TCNJ Bonner Scholars, students working in class-based projects with their professors, Bonner staff, and VISTA volunteers assigned to the College’s community-engaged learning programs will work on eight different projects in the area of the capital city that is generally bordered by route 1 one west, Assunpink Creek on the east, Lincoln Avenue to the south, and Mulberry Street to the north.
The community engaged learning projects include a survey of Bodega owners, helping connect local businesses to the purchasing processes of the College, creating a business plan for a group that aims to create an urban farm around the Trenton Area Soup Kitchen, neighborhood beautification projects, and refurbishing as well as educating local residents about a historic African American cemetery.
Two TCNJ students from Passaic County, Nick Lauda and David Richards led a recent service day that mobilized students to help residents refurbish the exterior of some homes and public spaces in the ETC zone. “No matter how much tangible work with do during these community engaged learning days, the greatest and arguably most important part is that the kids and residents want us to stay or come back,” according to Lauda. “We can get a lot done together.”
The East Trenton Collaborative adheres to a holistic model of community development and was born out of a desire on the part of local residents and agencies to have some input into how their neighborhood was redeveloped. In December of 1999, Trenton adopted a Redevelopment Plan for the North Clinton Avenue area, the central spine of the neighborhood. The Plan included an assessment of neighborhood conditions as well as suggestions for future public investments.

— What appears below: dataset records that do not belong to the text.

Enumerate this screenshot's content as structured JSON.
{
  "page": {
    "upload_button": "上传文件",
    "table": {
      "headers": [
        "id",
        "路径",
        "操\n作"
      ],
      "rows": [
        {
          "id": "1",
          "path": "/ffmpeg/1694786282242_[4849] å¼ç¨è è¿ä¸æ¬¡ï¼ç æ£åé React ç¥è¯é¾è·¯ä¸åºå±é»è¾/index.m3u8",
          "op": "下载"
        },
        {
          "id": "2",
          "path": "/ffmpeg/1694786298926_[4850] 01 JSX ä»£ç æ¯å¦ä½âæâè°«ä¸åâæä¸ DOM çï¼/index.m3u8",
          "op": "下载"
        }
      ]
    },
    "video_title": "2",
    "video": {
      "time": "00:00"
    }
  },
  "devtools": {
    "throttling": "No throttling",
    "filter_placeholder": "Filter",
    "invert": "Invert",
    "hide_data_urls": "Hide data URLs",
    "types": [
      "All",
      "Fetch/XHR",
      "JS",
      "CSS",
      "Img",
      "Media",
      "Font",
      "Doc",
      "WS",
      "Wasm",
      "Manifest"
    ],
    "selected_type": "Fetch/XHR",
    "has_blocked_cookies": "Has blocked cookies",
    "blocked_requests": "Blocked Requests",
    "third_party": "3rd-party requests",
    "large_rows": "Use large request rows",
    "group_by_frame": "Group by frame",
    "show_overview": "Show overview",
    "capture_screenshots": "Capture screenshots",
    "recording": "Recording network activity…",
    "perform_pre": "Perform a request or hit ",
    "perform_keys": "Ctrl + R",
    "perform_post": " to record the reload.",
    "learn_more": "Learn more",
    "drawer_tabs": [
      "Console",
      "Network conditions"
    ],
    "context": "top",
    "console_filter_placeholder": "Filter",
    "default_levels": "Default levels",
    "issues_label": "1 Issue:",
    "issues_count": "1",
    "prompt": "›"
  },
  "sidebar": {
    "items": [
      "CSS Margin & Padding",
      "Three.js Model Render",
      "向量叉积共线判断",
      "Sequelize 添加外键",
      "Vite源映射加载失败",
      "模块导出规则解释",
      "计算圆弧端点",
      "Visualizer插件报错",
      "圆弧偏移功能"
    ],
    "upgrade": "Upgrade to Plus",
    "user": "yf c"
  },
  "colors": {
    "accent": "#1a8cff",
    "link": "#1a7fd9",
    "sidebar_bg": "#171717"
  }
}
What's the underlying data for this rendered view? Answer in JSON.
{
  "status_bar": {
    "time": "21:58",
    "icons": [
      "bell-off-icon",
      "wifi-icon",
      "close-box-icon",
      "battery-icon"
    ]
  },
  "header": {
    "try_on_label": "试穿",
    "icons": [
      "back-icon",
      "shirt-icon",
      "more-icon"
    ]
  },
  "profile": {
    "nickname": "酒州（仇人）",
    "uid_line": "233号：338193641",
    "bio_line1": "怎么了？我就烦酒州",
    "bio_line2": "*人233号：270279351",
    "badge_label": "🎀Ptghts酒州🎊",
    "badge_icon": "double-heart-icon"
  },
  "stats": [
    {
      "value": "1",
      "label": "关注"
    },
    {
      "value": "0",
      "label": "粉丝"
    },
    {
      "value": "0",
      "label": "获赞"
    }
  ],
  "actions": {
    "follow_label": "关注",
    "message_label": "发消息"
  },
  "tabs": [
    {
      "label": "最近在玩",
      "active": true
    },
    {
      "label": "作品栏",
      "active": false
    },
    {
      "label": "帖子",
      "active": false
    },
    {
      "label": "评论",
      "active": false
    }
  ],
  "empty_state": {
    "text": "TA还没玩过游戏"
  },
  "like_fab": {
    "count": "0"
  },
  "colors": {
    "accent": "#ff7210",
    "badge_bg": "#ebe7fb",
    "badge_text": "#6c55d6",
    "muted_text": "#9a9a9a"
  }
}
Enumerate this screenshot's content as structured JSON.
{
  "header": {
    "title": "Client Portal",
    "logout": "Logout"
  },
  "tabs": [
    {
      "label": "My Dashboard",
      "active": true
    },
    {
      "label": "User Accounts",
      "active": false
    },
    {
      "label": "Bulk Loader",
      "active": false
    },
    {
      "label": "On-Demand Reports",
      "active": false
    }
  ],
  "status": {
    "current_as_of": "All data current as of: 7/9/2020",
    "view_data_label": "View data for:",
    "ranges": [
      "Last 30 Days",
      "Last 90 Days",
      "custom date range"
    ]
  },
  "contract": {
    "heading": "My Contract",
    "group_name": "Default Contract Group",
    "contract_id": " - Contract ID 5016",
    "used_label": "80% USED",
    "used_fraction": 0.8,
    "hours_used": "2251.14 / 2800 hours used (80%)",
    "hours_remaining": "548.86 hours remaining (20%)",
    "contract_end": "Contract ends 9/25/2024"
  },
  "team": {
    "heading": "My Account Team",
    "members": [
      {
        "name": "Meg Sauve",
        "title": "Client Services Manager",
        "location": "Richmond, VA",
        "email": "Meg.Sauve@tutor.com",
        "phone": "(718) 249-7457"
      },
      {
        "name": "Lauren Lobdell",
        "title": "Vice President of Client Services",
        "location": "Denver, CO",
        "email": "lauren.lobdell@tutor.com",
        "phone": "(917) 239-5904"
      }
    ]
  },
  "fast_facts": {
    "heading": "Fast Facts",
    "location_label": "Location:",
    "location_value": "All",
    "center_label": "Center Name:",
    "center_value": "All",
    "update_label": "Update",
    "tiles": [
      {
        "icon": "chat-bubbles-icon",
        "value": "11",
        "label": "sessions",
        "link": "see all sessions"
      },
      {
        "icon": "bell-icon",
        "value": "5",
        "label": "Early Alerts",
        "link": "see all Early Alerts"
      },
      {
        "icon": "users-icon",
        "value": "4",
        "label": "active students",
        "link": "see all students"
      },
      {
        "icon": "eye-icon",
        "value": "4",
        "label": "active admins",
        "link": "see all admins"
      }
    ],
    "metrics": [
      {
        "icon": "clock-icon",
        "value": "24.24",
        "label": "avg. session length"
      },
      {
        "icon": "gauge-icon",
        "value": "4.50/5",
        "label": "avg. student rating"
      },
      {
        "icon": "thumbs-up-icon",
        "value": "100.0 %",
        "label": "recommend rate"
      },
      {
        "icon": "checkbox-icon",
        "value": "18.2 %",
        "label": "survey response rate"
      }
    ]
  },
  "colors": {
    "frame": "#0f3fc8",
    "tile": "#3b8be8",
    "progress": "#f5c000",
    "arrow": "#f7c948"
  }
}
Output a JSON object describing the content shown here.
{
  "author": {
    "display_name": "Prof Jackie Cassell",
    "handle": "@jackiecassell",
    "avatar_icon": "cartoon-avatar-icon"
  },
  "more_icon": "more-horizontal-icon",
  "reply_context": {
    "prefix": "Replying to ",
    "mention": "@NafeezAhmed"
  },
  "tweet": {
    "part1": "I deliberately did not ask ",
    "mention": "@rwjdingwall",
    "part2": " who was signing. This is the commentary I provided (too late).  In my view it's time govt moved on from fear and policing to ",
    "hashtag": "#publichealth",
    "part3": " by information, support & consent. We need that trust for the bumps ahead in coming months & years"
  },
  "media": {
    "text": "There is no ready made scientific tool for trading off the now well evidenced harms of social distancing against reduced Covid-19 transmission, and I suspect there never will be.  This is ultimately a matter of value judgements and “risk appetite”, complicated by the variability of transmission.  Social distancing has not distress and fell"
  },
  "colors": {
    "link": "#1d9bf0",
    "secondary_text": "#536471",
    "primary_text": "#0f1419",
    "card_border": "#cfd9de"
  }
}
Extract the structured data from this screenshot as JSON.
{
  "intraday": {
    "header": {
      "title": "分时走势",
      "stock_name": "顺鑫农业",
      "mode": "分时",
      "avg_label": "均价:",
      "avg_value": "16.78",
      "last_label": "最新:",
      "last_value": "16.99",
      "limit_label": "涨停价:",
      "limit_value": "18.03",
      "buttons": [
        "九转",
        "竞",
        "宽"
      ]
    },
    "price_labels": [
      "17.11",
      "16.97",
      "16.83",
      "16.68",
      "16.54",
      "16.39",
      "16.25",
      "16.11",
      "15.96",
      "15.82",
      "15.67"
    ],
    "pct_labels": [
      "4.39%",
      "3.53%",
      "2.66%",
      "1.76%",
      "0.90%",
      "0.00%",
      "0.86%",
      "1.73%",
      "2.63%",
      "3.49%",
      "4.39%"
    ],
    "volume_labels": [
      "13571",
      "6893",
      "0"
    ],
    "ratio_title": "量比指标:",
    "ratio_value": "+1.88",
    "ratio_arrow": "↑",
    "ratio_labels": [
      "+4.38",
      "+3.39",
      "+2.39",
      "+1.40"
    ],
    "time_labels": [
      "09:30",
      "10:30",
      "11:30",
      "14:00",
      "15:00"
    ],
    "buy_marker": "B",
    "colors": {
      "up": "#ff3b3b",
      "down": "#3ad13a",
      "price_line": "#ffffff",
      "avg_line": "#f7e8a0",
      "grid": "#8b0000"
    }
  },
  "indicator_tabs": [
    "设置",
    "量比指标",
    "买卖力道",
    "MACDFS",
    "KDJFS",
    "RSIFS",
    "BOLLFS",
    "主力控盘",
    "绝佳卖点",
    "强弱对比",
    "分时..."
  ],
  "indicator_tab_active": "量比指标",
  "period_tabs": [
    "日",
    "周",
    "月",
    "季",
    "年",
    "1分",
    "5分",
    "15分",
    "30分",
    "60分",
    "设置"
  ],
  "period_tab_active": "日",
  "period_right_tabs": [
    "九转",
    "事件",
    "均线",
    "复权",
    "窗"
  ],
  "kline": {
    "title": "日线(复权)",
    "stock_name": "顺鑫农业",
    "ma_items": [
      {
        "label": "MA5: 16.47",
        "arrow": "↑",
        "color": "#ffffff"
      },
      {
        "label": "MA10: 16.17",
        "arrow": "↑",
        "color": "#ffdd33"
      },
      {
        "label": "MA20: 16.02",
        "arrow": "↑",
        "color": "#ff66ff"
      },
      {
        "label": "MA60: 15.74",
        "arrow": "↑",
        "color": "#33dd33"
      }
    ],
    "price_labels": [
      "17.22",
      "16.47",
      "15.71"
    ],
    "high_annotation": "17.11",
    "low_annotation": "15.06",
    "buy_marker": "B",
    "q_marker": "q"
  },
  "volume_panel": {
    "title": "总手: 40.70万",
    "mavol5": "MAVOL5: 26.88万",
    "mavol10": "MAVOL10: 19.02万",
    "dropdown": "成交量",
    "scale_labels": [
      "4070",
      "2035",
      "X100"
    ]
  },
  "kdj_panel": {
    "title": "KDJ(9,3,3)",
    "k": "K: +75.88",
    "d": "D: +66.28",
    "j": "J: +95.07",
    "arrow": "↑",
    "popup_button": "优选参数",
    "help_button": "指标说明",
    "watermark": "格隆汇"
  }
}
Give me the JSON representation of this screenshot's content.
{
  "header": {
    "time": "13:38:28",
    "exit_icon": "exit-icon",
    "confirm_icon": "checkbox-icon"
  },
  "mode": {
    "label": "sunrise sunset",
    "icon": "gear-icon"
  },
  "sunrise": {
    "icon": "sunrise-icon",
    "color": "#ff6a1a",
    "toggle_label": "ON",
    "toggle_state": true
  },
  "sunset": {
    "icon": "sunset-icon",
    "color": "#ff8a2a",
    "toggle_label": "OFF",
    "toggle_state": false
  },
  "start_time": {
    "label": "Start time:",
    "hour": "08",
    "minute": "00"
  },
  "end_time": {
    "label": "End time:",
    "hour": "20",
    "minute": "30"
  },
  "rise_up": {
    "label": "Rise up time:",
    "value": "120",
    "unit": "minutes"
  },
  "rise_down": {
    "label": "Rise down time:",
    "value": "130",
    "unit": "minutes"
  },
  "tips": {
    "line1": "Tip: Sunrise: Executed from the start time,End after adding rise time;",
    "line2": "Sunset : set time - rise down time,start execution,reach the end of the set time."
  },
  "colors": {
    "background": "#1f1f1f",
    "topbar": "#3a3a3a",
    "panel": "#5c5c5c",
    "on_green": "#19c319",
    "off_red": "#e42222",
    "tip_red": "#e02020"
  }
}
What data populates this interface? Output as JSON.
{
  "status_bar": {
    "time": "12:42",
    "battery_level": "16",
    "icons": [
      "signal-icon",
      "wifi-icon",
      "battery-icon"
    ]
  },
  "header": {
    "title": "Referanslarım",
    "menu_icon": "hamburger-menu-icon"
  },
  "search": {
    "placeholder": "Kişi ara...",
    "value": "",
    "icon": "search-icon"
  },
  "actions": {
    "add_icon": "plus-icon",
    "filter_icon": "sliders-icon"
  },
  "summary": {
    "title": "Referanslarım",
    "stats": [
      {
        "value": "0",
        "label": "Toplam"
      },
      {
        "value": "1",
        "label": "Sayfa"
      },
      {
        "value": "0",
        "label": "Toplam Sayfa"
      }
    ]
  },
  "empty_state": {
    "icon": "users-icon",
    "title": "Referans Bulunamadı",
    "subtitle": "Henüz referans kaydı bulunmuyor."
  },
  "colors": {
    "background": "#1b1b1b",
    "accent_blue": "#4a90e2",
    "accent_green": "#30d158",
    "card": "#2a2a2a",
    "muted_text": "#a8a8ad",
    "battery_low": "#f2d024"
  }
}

“We’re excited to partner with The College of New Jersey. It is one of the top public institutions in the country and a leader in the field of community and civic engagement,” said Andrew Carten, Project Director for the ETC. This builds upon past efforts that were successful and recognizes that collectively we can all have a bigger impact—working in collaboration with the residents and businesses in the area. Sociology Professor Diane Bates added, “everyone benefits when students learn by working on real projects that build their skills and help those in need”.
A number of other community organizations are also part of the East Trenton Collaborative. These include CityWorks, Habitat for Humanity, HomeFront, Isles, and the City of Trenton. The Collaborative receives support from the Department of Community Affairs, the Wells Fargo Foundation, and New Jersey Manufacturing.